The proposed move to extend the retirement ages of CA and SC judges has come as a surprise because there is no dearth of qualified judicial officers in this country. What the government ought to do urgently is to take action to fill all existing judicial vacancies, the CHCLA has said, pointing out that any attempt by the Executive or the Legislature to amend the constitutional provisions governing the retirement of judges, without a compelling rationale and without following the prescribed process, would constitute “an act of the gravest constitutional impropriety”.
It has warned that “the impact of an upward revision of the retirement ages of Judges of the Superior Courts will produce “immediate, concrete, and deeply unjust consequences for the dedicated officers of the Judicial Service of Sri Lanka, who have devoted their professional lives to the service of the administration of justice”. It goes on to argue that the proposed extension of the retirement ages of the Superior Court judges, in the absence of any transparent, constitutionally grounded, and publicly articulated justification could risk “the public perception that the Executive seeks to secure the continued service of particular Judges whose disposition may be regarded as favourable to the interests of the State in litigation before the Superior Courts”.
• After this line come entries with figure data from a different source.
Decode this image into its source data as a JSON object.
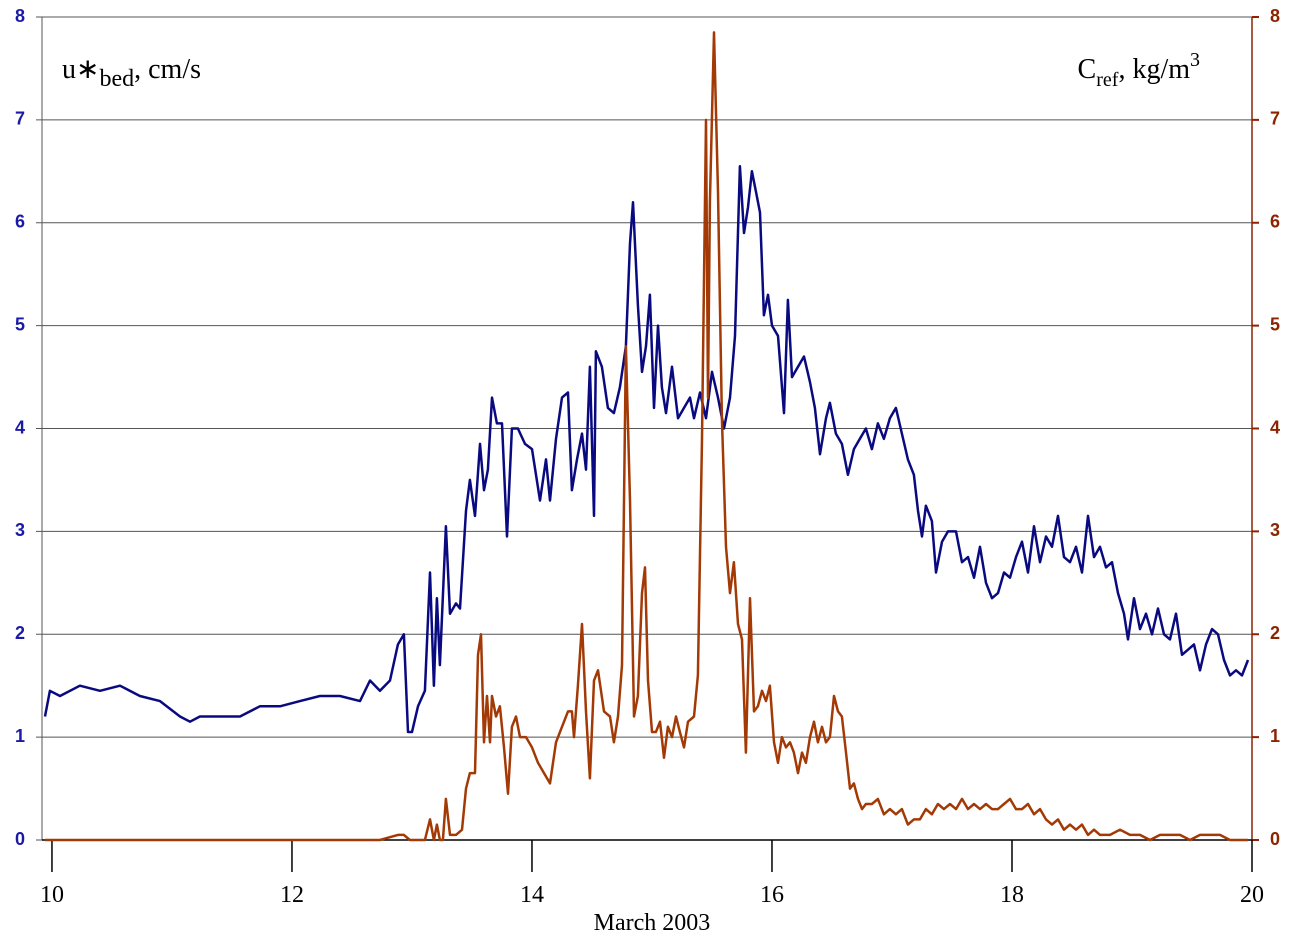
{
  "chart_data": {
    "type": "line",
    "xlabel": "March 2003",
    "ylabel": [
      "u∗",
      "bed",
      ", cm/s"
    ],
    "y2label": [
      "C",
      "ref",
      ", kg/m",
      "3"
    ],
    "xlim": [
      9.917,
      20
    ],
    "xticks": [
      10,
      12,
      14,
      16,
      18,
      20
    ],
    "ylim": [
      0,
      8
    ],
    "yticks": [
      0,
      1,
      2,
      3,
      4,
      5,
      6,
      7,
      8
    ],
    "y2lim": [
      0,
      8
    ],
    "y2ticks": [
      0,
      1,
      2,
      3,
      4,
      5,
      6,
      7,
      8
    ],
    "grid": true,
    "ycolor": "#1a1aa6",
    "y2color": "#8b2500",
    "series": [
      {
        "color": "#0a0a80",
        "axis": "y",
        "x": [
          9.942,
          9.983,
          10.067,
          10.233,
          10.4,
          10.567,
          10.733,
          10.9,
          11.067,
          11.15,
          11.233,
          11.4,
          11.567,
          11.733,
          11.9,
          12.067,
          12.233,
          12.4,
          12.567,
          12.65,
          12.733,
          12.817,
          12.883,
          12.933,
          12.967,
          13.0,
          13.05,
          13.108,
          13.15,
          13.183,
          13.208,
          13.233,
          13.283,
          13.317,
          13.367,
          13.4,
          13.45,
          13.483,
          13.525,
          13.567,
          13.6,
          13.633,
          13.667,
          13.708,
          13.75,
          13.792,
          13.833,
          13.883,
          13.942,
          14.0,
          14.067,
          14.117,
          14.15,
          14.2,
          14.25,
          14.3,
          14.333,
          14.375,
          14.417,
          14.45,
          14.483,
          14.517,
          14.533,
          14.583,
          14.633,
          14.683,
          14.733,
          14.783,
          14.817,
          14.842,
          14.883,
          14.917,
          14.95,
          14.983,
          15.017,
          15.05,
          15.083,
          15.117,
          15.167,
          15.217,
          15.267,
          15.317,
          15.35,
          15.4,
          15.45,
          15.5,
          15.55,
          15.6,
          15.65,
          15.692,
          15.733,
          15.767,
          15.8,
          15.833,
          15.867,
          15.9,
          15.933,
          15.967,
          16.0,
          16.05,
          16.1,
          16.133,
          16.167,
          16.217,
          16.267,
          16.317,
          16.358,
          16.4,
          16.45,
          16.483,
          16.533,
          16.583,
          16.633,
          16.683,
          16.733,
          16.783,
          16.833,
          16.883,
          16.933,
          16.983,
          17.033,
          17.083,
          17.133,
          17.183,
          17.217,
          17.25,
          17.283,
          17.333,
          17.367,
          17.417,
          17.467,
          17.533,
          17.583,
          17.633,
          17.683,
          17.733,
          17.783,
          17.833,
          17.883,
          17.933,
          17.983,
          18.033,
          18.083,
          18.133,
          18.183,
          18.233,
          18.283,
          18.333,
          18.383,
          18.433,
          18.483,
          18.533,
          18.583,
          18.633,
          18.683,
          18.733,
          18.783,
          18.833,
          18.883,
          18.933,
          18.967,
          19.017,
          19.067,
          19.117,
          19.167,
          19.217,
          19.267,
          19.317,
          19.367,
          19.417,
          19.467,
          19.517,
          19.567,
          19.617,
          19.667,
          19.717,
          19.767,
          19.817,
          19.867,
          19.917,
          19.967
        ],
        "values": [
          1.2,
          1.45,
          1.4,
          1.5,
          1.45,
          1.5,
          1.4,
          1.35,
          1.2,
          1.15,
          1.2,
          1.2,
          1.2,
          1.3,
          1.3,
          1.35,
          1.4,
          1.4,
          1.35,
          1.55,
          1.45,
          1.55,
          1.9,
          2.0,
          1.05,
          1.05,
          1.3,
          1.45,
          2.6,
          1.5,
          2.35,
          1.7,
          3.05,
          2.2,
          2.3,
          2.25,
          3.2,
          3.5,
          3.15,
          3.85,
          3.4,
          3.6,
          4.3,
          4.05,
          4.05,
          2.95,
          4.0,
          4.0,
          3.85,
          3.8,
          3.3,
          3.7,
          3.3,
          3.9,
          4.3,
          4.35,
          3.4,
          3.7,
          3.95,
          3.6,
          4.6,
          3.15,
          4.75,
          4.6,
          4.2,
          4.15,
          4.4,
          4.8,
          5.8,
          6.2,
          5.2,
          4.55,
          4.8,
          5.3,
          4.2,
          5.0,
          4.4,
          4.15,
          4.6,
          4.1,
          4.2,
          4.3,
          4.1,
          4.35,
          4.1,
          4.55,
          4.3,
          4.0,
          4.3,
          4.9,
          6.55,
          5.9,
          6.15,
          6.5,
          6.3,
          6.1,
          5.1,
          5.3,
          5.0,
          4.9,
          4.15,
          5.25,
          4.5,
          4.6,
          4.7,
          4.45,
          4.2,
          3.75,
          4.1,
          4.25,
          3.95,
          3.85,
          3.55,
          3.8,
          3.9,
          4.0,
          3.8,
          4.05,
          3.9,
          4.1,
          4.2,
          3.95,
          3.7,
          3.55,
          3.2,
          2.95,
          3.25,
          3.1,
          2.6,
          2.9,
          3.0,
          3.0,
          2.7,
          2.75,
          2.55,
          2.85,
          2.5,
          2.35,
          2.4,
          2.6,
          2.55,
          2.75,
          2.9,
          2.6,
          3.05,
          2.7,
          2.95,
          2.85,
          3.15,
          2.75,
          2.7,
          2.85,
          2.6,
          3.15,
          2.75,
          2.85,
          2.65,
          2.7,
          2.4,
          2.2,
          1.95,
          2.35,
          2.05,
          2.2,
          2.0,
          2.25,
          2.0,
          1.95,
          2.2,
          1.8,
          1.85,
          1.9,
          1.65,
          1.9,
          2.05,
          2.0,
          1.75,
          1.6,
          1.65,
          1.6,
          1.75
        ]
      },
      {
        "color": "#a33a06",
        "axis": "y2",
        "x": [
          9.942,
          10.4,
          11.233,
          12.067,
          12.733,
          12.883,
          12.933,
          12.983,
          13.108,
          13.15,
          13.183,
          13.208,
          13.233,
          13.258,
          13.283,
          13.317,
          13.367,
          13.417,
          13.45,
          13.483,
          13.525,
          13.55,
          13.575,
          13.6,
          13.625,
          13.65,
          13.667,
          13.7,
          13.733,
          13.767,
          13.8,
          13.833,
          13.867,
          13.9,
          13.95,
          14.0,
          14.05,
          14.1,
          14.15,
          14.2,
          14.25,
          14.3,
          14.333,
          14.35,
          14.383,
          14.417,
          14.45,
          14.483,
          14.517,
          14.55,
          14.6,
          14.65,
          14.683,
          14.717,
          14.75,
          14.783,
          14.817,
          14.85,
          14.883,
          14.917,
          14.942,
          14.967,
          15.0,
          15.033,
          15.067,
          15.1,
          15.133,
          15.167,
          15.2,
          15.233,
          15.267,
          15.3,
          15.35,
          15.383,
          15.417,
          15.45,
          15.467,
          15.483,
          15.517,
          15.55,
          15.583,
          15.617,
          15.65,
          15.683,
          15.717,
          15.75,
          15.783,
          15.817,
          15.85,
          15.883,
          15.917,
          15.95,
          15.983,
          16.017,
          16.05,
          16.083,
          16.117,
          16.15,
          16.183,
          16.217,
          16.25,
          16.283,
          16.317,
          16.35,
          16.383,
          16.417,
          16.45,
          16.483,
          16.517,
          16.55,
          16.583,
          16.617,
          16.65,
          16.683,
          16.717,
          16.75,
          16.783,
          16.833,
          16.883,
          16.933,
          16.983,
          17.033,
          17.083,
          17.133,
          17.183,
          17.233,
          17.283,
          17.333,
          17.383,
          17.433,
          17.483,
          17.533,
          17.583,
          17.633,
          17.683,
          17.733,
          17.783,
          17.833,
          17.883,
          17.933,
          17.983,
          18.033,
          18.083,
          18.133,
          18.183,
          18.233,
          18.283,
          18.333,
          18.383,
          18.433,
          18.483,
          18.533,
          18.583,
          18.633,
          18.683,
          18.733,
          18.817,
          18.9,
          18.983,
          19.067,
          19.15,
          19.233,
          19.317,
          19.4,
          19.483,
          19.567,
          19.65,
          19.733,
          19.817,
          19.967
        ],
        "values": [
          0,
          0,
          0,
          0,
          0,
          0.05,
          0.05,
          0,
          0,
          0.2,
          0,
          0.15,
          0,
          0,
          0.4,
          0.05,
          0.05,
          0.1,
          0.5,
          0.65,
          0.65,
          1.8,
          2.0,
          0.95,
          1.4,
          0.95,
          1.4,
          1.2,
          1.3,
          0.9,
          0.45,
          1.1,
          1.2,
          1.0,
          1.0,
          0.9,
          0.75,
          0.65,
          0.55,
          0.95,
          1.1,
          1.25,
          1.25,
          1.0,
          1.5,
          2.1,
          1.25,
          0.6,
          1.55,
          1.65,
          1.25,
          1.2,
          0.95,
          1.2,
          1.7,
          4.8,
          3.3,
          1.2,
          1.4,
          2.4,
          2.65,
          1.55,
          1.05,
          1.05,
          1.15,
          0.8,
          1.1,
          1.0,
          1.2,
          1.05,
          0.9,
          1.15,
          1.2,
          1.6,
          3.9,
          7.0,
          4.3,
          6.2,
          7.85,
          6.3,
          4.1,
          2.85,
          2.4,
          2.7,
          2.1,
          1.95,
          0.85,
          2.35,
          1.25,
          1.3,
          1.45,
          1.35,
          1.5,
          0.95,
          0.75,
          1.0,
          0.9,
          0.95,
          0.85,
          0.65,
          0.85,
          0.75,
          1.0,
          1.15,
          0.95,
          1.1,
          0.95,
          1.0,
          1.4,
          1.25,
          1.2,
          0.85,
          0.5,
          0.55,
          0.4,
          0.3,
          0.35,
          0.35,
          0.4,
          0.25,
          0.3,
          0.25,
          0.3,
          0.15,
          0.2,
          0.2,
          0.3,
          0.25,
          0.35,
          0.3,
          0.35,
          0.3,
          0.4,
          0.3,
          0.35,
          0.3,
          0.35,
          0.3,
          0.3,
          0.35,
          0.4,
          0.3,
          0.3,
          0.35,
          0.25,
          0.3,
          0.2,
          0.15,
          0.2,
          0.1,
          0.15,
          0.1,
          0.15,
          0.05,
          0.1,
          0.05,
          0.05,
          0.1,
          0.05,
          0.05,
          0,
          0.05,
          0.05,
          0.05,
          0,
          0.05,
          0.05,
          0.05,
          0,
          0
        ]
      }
    ]
  }
}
It is also deeply troubling that the proposed government move smacks of a sinister attempt to undermine the doctrine of the separation of powers. Having come to power, promising to abolish the executive presidency, the JVP/NPP should be ashamed of its deplorable attempts to enhance the executive powers of the President through questionable means. It has made a mockery of its commitment to upholding the independence of the judiciary and the separation of powers.
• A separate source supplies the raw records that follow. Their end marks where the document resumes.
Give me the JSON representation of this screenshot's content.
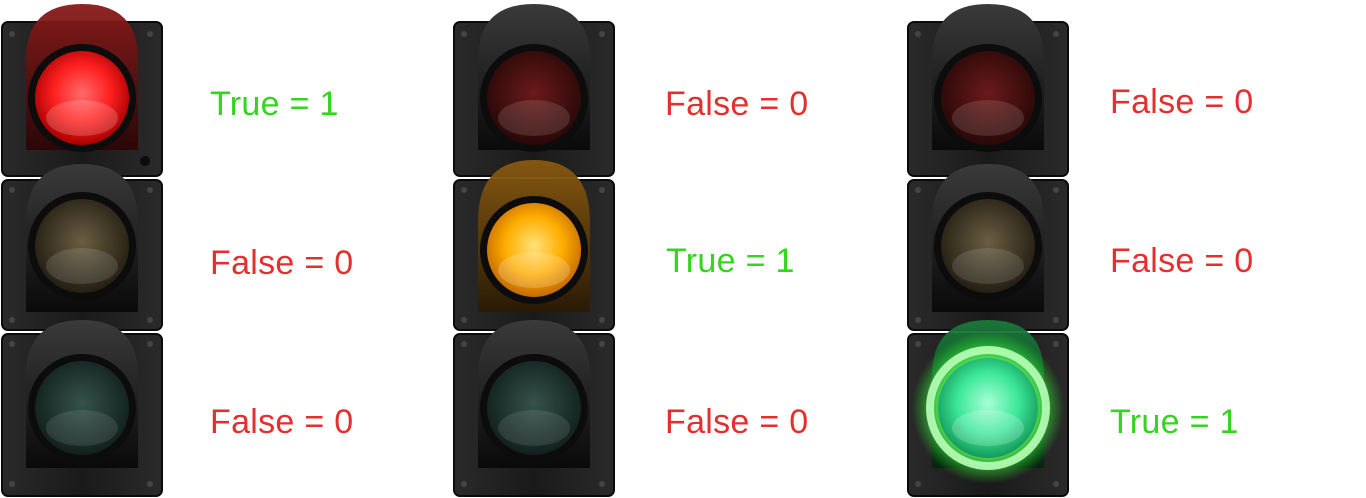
{
  "colors": {
    "true_text": "#35d41f",
    "false_text": "#e3302e",
    "housing": "#1f1f1f",
    "red_on": "#ff2a2a",
    "red_off": "#5a1212",
    "amber_on": "#ffb000",
    "amber_off": "#4f4530",
    "green_on": "#3df0a0",
    "green_off": "#1f3a33"
  },
  "signals": [
    {
      "lamps": [
        {
          "color": "red",
          "state": true,
          "label": "True = 1"
        },
        {
          "color": "amber",
          "state": false,
          "label": "False = 0"
        },
        {
          "color": "green",
          "state": false,
          "label": "False = 0"
        }
      ]
    },
    {
      "lamps": [
        {
          "color": "red",
          "state": false,
          "label": "False = 0"
        },
        {
          "color": "amber",
          "state": true,
          "label": "True = 1"
        },
        {
          "color": "green",
          "state": false,
          "label": "False = 0"
        }
      ]
    },
    {
      "lamps": [
        {
          "color": "red",
          "state": false,
          "label": "False = 0"
        },
        {
          "color": "amber",
          "state": false,
          "label": "False = 0"
        },
        {
          "color": "green",
          "state": true,
          "label": "True = 1"
        }
      ]
    }
  ]
}
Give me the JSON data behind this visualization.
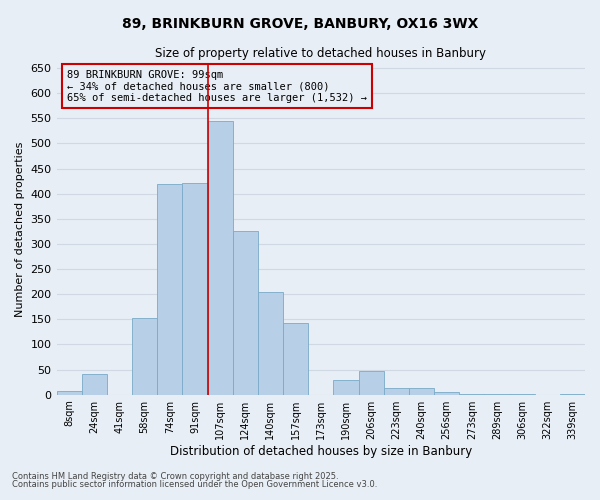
{
  "title": "89, BRINKBURN GROVE, BANBURY, OX16 3WX",
  "subtitle": "Size of property relative to detached houses in Banbury",
  "xlabel": "Distribution of detached houses by size in Banbury",
  "ylabel": "Number of detached properties",
  "categories": [
    "8sqm",
    "24sqm",
    "41sqm",
    "58sqm",
    "74sqm",
    "91sqm",
    "107sqm",
    "124sqm",
    "140sqm",
    "157sqm",
    "173sqm",
    "190sqm",
    "206sqm",
    "223sqm",
    "240sqm",
    "256sqm",
    "273sqm",
    "289sqm",
    "306sqm",
    "322sqm",
    "339sqm"
  ],
  "values": [
    8,
    42,
    0,
    152,
    420,
    422,
    545,
    325,
    204,
    143,
    0,
    30,
    47,
    14,
    13,
    6,
    2,
    1,
    1,
    0,
    1
  ],
  "bar_color": "#b8cfe8",
  "bar_edge_color": "#7aaac8",
  "vline_x_index": 5.5,
  "vline_color": "#cc0000",
  "annotation_text": "89 BRINKBURN GROVE: 99sqm\n← 34% of detached houses are smaller (800)\n65% of semi-detached houses are larger (1,532) →",
  "annotation_box_color": "#cc0000",
  "bg_color": "#e8eef5",
  "grid_color": "#d0d8e4",
  "ylim": [
    0,
    660
  ],
  "yticks": [
    0,
    50,
    100,
    150,
    200,
    250,
    300,
    350,
    400,
    450,
    500,
    550,
    600,
    650
  ],
  "footer_line1": "Contains HM Land Registry data © Crown copyright and database right 2025.",
  "footer_line2": "Contains public sector information licensed under the Open Government Licence v3.0."
}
The government has chosen to remain silent on questions being raised about its deplorable move at issue. The only way President Anura Kumara Dissanayake can put the matter to rest is to do the following, as requested by the CHCLA: immediately withdraw and abandon the proposal to enhance the retirement age of the judges of the CA and the SC; direct the competent constitutional authorities to take immediate and decisive steps to fill all existing vacancies in the Superior Courts in accordance with the constitutional process and without further delay; affirm, by word and by deed, the government’s unequivocal commitment to the independence of the judiciary as guaranteed by the Constitution of Sri Lanka, and to the full and faithful observance of the constitutional provisions governing the tenure and conditions of service of the Judges of the Superior Courts, and engage the legal profession, the Judicial Service Commission, and other relevant stakeholders in any future discussion of matters affecting the judiciary, in a spirit of transparency, constitutionalism, and mutual respect for the rule of law. The BASL has also asked the President to deep-six any plan to raise the retirement ages of the judges of the Superior Courts and help preserve the integrity, independence and dignity of the judiciary and reinforce public confidence in the judicial service.
An immediate course correction, in line with the fervent appeals of legal professionals, is the least President Dissanayake can do to dispel the public perception that he too has failed to resist the autocratic tendencies embedded in the executive presidency.